PyPDF2<=1.19 has issues with PDF encoding

Question

I am trying to encrypt PDF files under Python 3.3.2 using PyPDF2.

The code is very simple:

password = 'password';
# password = password.encode('utf-8')
PDFout.encrypt(user_pwd=password,owner_pwd=password)

however I am getting the following errors, depending if the encoding is on or off:

on: TypeError: slice indices must be integers or None or have an __index__ method

off: TypeError: Can't convert 'bytes' object to str implicitly

Would you know by any chance how to resolve that problem?

Thanks and Regards Peter

Answer 1

Try installing the most recent version of PyPDF2 - it now fully supports Python 3!

It seems that "some" support was added in 1.16, but it didn't cover all features. Now, Py 3 should be fully compatible with this library.

Answer 2

It appears to me that the current version of PyPDF2 (1.19 as of this writing) has some bugs concerning compatibility with Python 3, and that is what is causing both error messages. The change log on GitHub for PyPDF2 indicates that Python 3 support was added in version 1.16, which was released only 3 1/2 months ago, so it is possible this bug hasn't either been reported or fixed yet. GitHub also shows that there is a branch of this project specifically for Python 3.3 support, which is not currently merged back into the main branch.
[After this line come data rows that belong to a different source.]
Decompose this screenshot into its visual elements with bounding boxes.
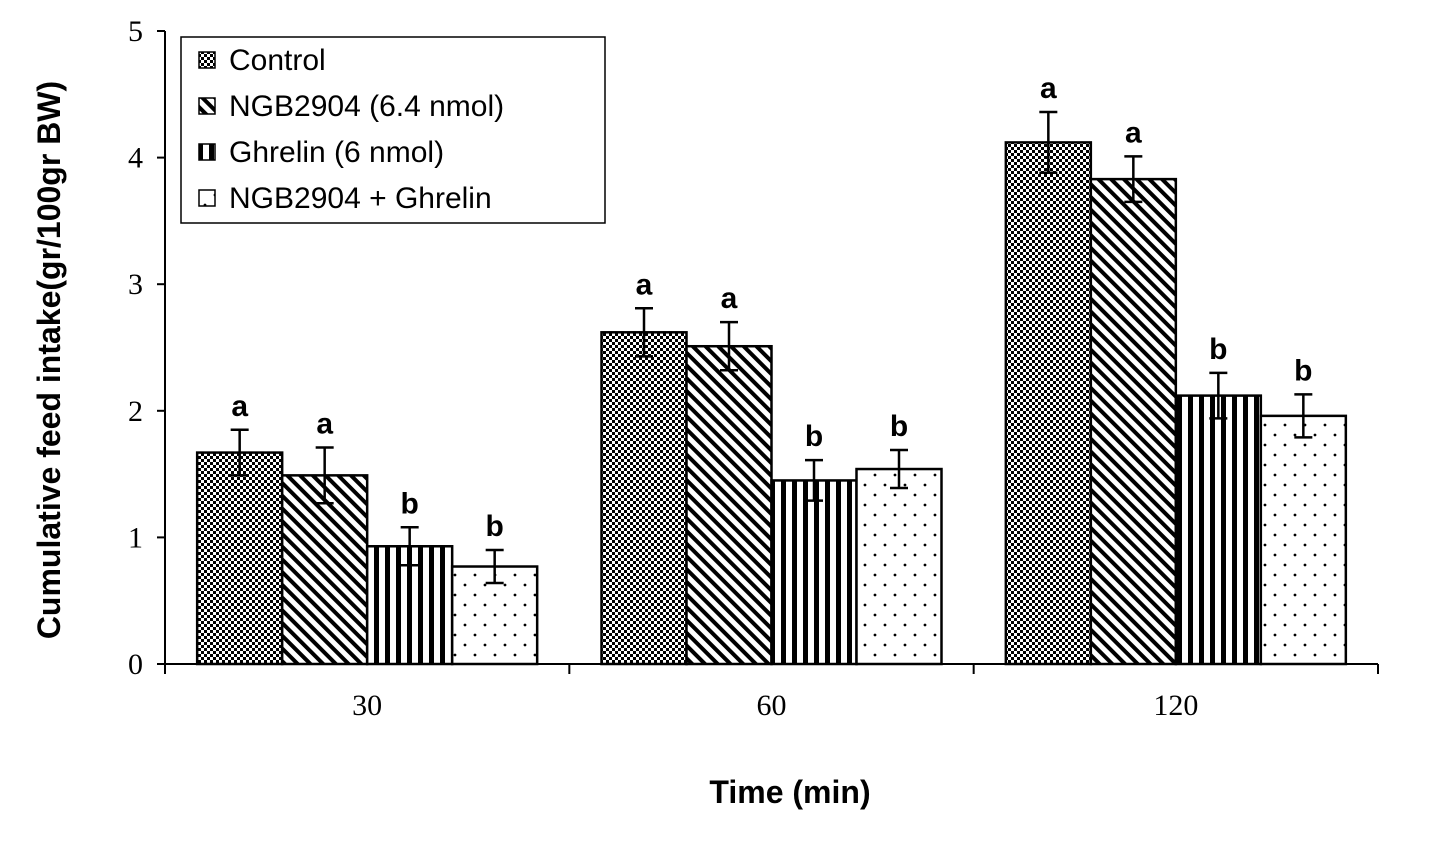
significance-letter: a <box>231 390 248 423</box>
y-ticks: 0 1 2 3 4 5 <box>128 15 165 681</box>
significance-letter: a <box>721 282 738 315</box>
x-ticks: 30 60 120 <box>164 664 1379 722</box>
legend-swatch <box>198 189 216 207</box>
bar <box>855 467 943 666</box>
bar <box>195 451 284 666</box>
bars <box>195 141 1348 666</box>
y-tick-label: 3 <box>128 268 143 301</box>
bar <box>1004 141 1093 666</box>
x-tick-label: 60 <box>757 689 787 722</box>
bar <box>770 479 858 666</box>
y-tick-label: 2 <box>128 395 143 428</box>
significance-letter: b <box>1209 333 1227 366</box>
significance-letter: b <box>401 487 419 520</box>
bar <box>1174 394 1263 666</box>
bar <box>600 331 688 666</box>
error-bars <box>230 110 1313 585</box>
legend-label: NGB2904 + Ghrelin <box>229 182 492 215</box>
significance-letters: a a a a a a b b b b b b <box>231 72 1312 543</box>
x-tick-label: 120 <box>1153 689 1198 722</box>
y-tick-label: 4 <box>128 142 143 175</box>
bar <box>1259 414 1348 666</box>
significance-letter: a <box>316 408 333 441</box>
significance-letter: a <box>636 268 653 301</box>
significance-letter: b <box>805 420 823 453</box>
significance-letter: b <box>890 410 908 443</box>
x-tick-label: 30 <box>352 689 382 722</box>
y-tick-label: 0 <box>128 648 143 681</box>
significance-letter: a <box>1125 116 1142 149</box>
legend-frame <box>180 36 606 224</box>
bar <box>1089 177 1178 666</box>
legend: Control NGB2904 (6.4 nmol) Ghrelin (6 nmol… <box>180 36 606 224</box>
significance-letter: b <box>1294 354 1312 387</box>
legend-label: NGB2904 (6.4 nmol) <box>229 90 504 123</box>
y-tick-label: 5 <box>128 15 143 48</box>
significance-letter: a <box>1040 72 1057 105</box>
significance-letter: b <box>486 510 504 543</box>
y-axis-title: Cumulative feed intake(gr/100gr BW) <box>31 81 67 639</box>
bar <box>685 344 773 666</box>
legend-swatch <box>198 51 216 69</box>
x-axis-title: Time (min) <box>709 774 870 810</box>
legend-swatch <box>198 97 216 115</box>
legend-label: Control <box>229 44 326 77</box>
y-tick-label: 1 <box>128 521 143 554</box>
legend-label: Ghrelin (6 nmol) <box>229 136 444 169</box>
legend-swatch <box>198 143 216 161</box>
Both errors occur in the pdf.py file of the PyPDF2 module. Here is what is happening:

The PyPDF2 module creates some extra bytes as padding and concatenates it with your password. If the Python version is less than 3, the padding is created as a string literal. If the version is 3 or higher, the padding is encoded using the 'latin-1' encoding. In Python 3, this means the padding is a bytes object, and concatenating that with a string object (your password) produces the TypeError you saw. Under Python 2, the concatenation would work because both objects would be the same type.
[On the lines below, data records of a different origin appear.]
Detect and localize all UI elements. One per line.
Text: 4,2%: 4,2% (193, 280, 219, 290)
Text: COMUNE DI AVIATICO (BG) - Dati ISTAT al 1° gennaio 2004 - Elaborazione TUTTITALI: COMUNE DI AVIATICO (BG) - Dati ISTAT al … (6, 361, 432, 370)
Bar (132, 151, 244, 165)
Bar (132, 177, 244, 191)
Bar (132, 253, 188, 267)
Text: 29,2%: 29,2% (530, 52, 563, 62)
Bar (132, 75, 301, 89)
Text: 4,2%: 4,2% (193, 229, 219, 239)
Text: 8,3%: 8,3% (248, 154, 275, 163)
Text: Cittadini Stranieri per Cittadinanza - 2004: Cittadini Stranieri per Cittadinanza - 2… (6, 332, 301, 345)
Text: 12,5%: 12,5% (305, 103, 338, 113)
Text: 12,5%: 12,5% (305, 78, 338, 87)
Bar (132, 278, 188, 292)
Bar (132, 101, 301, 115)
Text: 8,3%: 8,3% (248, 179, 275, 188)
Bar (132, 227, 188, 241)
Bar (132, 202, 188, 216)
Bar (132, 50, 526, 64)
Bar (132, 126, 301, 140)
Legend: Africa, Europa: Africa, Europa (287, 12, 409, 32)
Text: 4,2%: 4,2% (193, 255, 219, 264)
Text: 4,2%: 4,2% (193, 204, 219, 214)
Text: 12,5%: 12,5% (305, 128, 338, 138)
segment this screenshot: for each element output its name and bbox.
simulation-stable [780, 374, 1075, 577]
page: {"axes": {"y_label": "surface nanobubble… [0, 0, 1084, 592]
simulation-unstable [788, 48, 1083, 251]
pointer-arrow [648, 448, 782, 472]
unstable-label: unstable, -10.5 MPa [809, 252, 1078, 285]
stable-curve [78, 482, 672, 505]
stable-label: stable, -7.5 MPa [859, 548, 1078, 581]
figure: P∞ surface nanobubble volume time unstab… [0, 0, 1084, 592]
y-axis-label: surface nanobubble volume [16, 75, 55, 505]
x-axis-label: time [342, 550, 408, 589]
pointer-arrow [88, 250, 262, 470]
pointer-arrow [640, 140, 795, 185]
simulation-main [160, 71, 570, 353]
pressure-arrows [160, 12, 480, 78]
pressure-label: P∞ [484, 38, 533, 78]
When you encode your password using "utf-8", you resolve that problem since both the password and padding are bytes objects in that case. However, you end up running into a second bug later in the module. The pdf.py file creates and uses a variable "keylen" like this:

keylen = 128 / 8
... # later on in the code...
key = md5_hash[:keylen]

The division operator underwent a change in Python 2.2 which altered its default behavior starting in Python 3. In brief, "/" means floor division in Python 2 and returns an int, but it means true division in Python 3 and returns a float. Therefore, "keylen" would be 16 in Python 2, but instead 16.0 in Python 3. Floats, unlike ints, can't be used to splice arrays, so Python 3 throws the TypeError you saw when md5_hash[:keylen] is evaluated. Python 2 would run this without error, since keylen would be an int.

You could resolve this second problem by altering the module's source code to use the "//" operator (which means floor division and returns an int in both Python 2 and 3):

keylen = 128 // 8

However, you would then run into a third bug later in the code, also related to Python 3 compatibility. I won't belabor the point by describing it. The short answer to your question then, as far as I see it, is to either use Python 2, or patch the various code compatibility problems, or use a different PDF library for Python which has better support for Python 3 (if one exists which meets your particular requirements).